Table 11: Two-way ANOVA analysis of hematocrit values after dosing with ethyl acetate fraction of Myrmecodia tuberosa Jack
df: Degree of freedom

Table 12: DMRT analysis of hematocrit values after dosing with ethyl acetate fraction of Myrmecodia tuberosa Jack

Thus, the effect caused by an ethyl acetate fraction of Myrmecodia tuberosa Jack. on the value of hematocrit value was highly significant.

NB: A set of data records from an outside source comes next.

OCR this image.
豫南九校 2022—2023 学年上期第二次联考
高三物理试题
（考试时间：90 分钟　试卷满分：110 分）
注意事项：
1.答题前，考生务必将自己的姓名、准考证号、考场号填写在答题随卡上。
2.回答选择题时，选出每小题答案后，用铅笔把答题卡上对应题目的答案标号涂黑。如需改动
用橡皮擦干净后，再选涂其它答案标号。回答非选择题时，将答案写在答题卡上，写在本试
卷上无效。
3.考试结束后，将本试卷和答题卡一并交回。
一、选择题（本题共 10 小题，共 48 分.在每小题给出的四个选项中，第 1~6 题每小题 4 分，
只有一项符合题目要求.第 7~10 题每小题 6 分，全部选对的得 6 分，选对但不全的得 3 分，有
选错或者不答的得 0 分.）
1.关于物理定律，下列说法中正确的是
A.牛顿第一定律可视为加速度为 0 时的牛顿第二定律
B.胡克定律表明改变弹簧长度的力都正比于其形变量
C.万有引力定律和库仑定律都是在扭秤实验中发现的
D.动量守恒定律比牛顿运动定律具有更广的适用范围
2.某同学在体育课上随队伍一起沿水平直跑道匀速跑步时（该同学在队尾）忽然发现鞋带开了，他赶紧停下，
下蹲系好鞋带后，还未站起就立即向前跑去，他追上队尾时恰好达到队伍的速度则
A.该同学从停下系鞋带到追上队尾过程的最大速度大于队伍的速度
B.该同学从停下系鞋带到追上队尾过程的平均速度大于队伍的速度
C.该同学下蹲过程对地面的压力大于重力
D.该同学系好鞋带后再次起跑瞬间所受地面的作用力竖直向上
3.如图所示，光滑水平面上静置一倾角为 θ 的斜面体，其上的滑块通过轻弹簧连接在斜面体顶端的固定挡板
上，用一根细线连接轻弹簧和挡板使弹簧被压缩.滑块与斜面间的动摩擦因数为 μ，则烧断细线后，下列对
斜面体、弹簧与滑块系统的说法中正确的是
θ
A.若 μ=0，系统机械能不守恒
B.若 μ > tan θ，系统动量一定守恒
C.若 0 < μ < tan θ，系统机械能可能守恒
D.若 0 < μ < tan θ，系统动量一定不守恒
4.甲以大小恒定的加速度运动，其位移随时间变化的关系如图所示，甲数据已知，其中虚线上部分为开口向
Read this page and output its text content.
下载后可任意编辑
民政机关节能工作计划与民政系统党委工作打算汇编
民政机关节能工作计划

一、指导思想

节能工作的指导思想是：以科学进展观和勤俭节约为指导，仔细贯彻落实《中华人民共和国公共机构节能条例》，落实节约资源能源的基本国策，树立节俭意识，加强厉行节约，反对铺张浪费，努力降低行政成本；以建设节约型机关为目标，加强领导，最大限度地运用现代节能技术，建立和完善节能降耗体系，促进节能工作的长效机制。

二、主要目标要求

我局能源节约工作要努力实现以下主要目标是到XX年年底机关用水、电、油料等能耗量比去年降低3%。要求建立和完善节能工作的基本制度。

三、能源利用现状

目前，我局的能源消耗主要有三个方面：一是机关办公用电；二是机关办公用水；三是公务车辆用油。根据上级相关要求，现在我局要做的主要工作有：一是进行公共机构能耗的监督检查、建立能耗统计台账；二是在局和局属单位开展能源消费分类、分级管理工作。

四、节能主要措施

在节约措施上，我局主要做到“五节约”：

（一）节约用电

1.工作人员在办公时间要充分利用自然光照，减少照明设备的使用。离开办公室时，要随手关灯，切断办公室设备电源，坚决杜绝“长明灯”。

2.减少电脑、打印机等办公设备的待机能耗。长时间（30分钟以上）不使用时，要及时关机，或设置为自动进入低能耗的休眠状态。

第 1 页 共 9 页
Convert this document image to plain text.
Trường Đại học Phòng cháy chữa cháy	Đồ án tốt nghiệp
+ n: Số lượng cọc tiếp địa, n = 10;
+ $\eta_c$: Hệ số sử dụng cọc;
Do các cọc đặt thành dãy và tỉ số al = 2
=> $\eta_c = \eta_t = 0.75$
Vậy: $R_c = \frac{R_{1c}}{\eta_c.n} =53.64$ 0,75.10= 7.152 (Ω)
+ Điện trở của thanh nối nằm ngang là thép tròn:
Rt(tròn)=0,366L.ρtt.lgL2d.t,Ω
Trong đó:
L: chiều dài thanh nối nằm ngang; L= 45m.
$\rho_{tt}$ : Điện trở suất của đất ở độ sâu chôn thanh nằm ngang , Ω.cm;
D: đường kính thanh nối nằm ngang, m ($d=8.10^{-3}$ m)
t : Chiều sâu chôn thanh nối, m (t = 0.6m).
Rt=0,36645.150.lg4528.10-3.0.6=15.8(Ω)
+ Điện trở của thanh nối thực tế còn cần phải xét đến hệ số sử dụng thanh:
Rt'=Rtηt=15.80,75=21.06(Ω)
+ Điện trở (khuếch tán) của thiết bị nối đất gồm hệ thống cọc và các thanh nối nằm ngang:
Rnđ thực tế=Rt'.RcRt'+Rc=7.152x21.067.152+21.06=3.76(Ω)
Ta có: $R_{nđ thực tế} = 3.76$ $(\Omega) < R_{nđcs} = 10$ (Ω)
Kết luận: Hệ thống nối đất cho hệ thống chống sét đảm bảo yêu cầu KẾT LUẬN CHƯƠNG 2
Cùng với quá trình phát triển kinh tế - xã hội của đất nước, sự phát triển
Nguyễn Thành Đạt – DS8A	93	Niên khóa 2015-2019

Furthermore, this research can be continued to determine the activity of the active compounds in the ethyl acetate fraction of Myrmecodia tuberosa Jack. by observing the cytokine and erythropoietin (EPO) production of cells under hypoxic conditions along with interleukin-1 (IL-1) and interleukin-9 (IL-9). These cytokine compounds are responsible for the proliferation and differentiation of stem cells into pronormoblasts then into erythrocytes. It is expected that the active compounds present in Myrmecodia tuberosa Jack. can support some stages of the process of proliferation and differentiation in the process of erythrocyte formation and not affect other cells.

CONCLUSION

The conclusion of this research are the ethyl acetate fraction of Myrmecodia tuberosa Jack. at doses of 40, 63.2 and 100 mg kg–1 b.wt., can increase the formation of erythrocytes in anemic mice. The higher the doses of ethyl acetate fraction Myrmecodia tuberosa Jack., faster erythrocytes are produced. This suggested that Myrmecodia tuberosa Jack. has potential as an economic and effective source of treatment for some types of anemia.

SIGNIFICANCE STATEMENT

This study discover the ethyl acetate fraction of Myrmecodia tuberosa Jack. was able to increase the amount of erythrocyte, reticulocyte, the content of hemoglobin and value of hematocrit in mice that can be beneficial as an effective treatment for many anemias. Myrmecodia tuberosa Jack. grows abundantly in the Mentawai Islands. In isolated tropical areas, anemia due to hepatitis, pregnancies and childbirth, malaria and kidney disorders are significant problems. These are all anemias that could well be treated using an extract of Myrmecodia tuberosa Jack. This study will help the researcher to uncover the critical areas of effectiveness of Myrmecodia tuberosa Jack. against anemia. This plant could well become an economic and easily available treatment.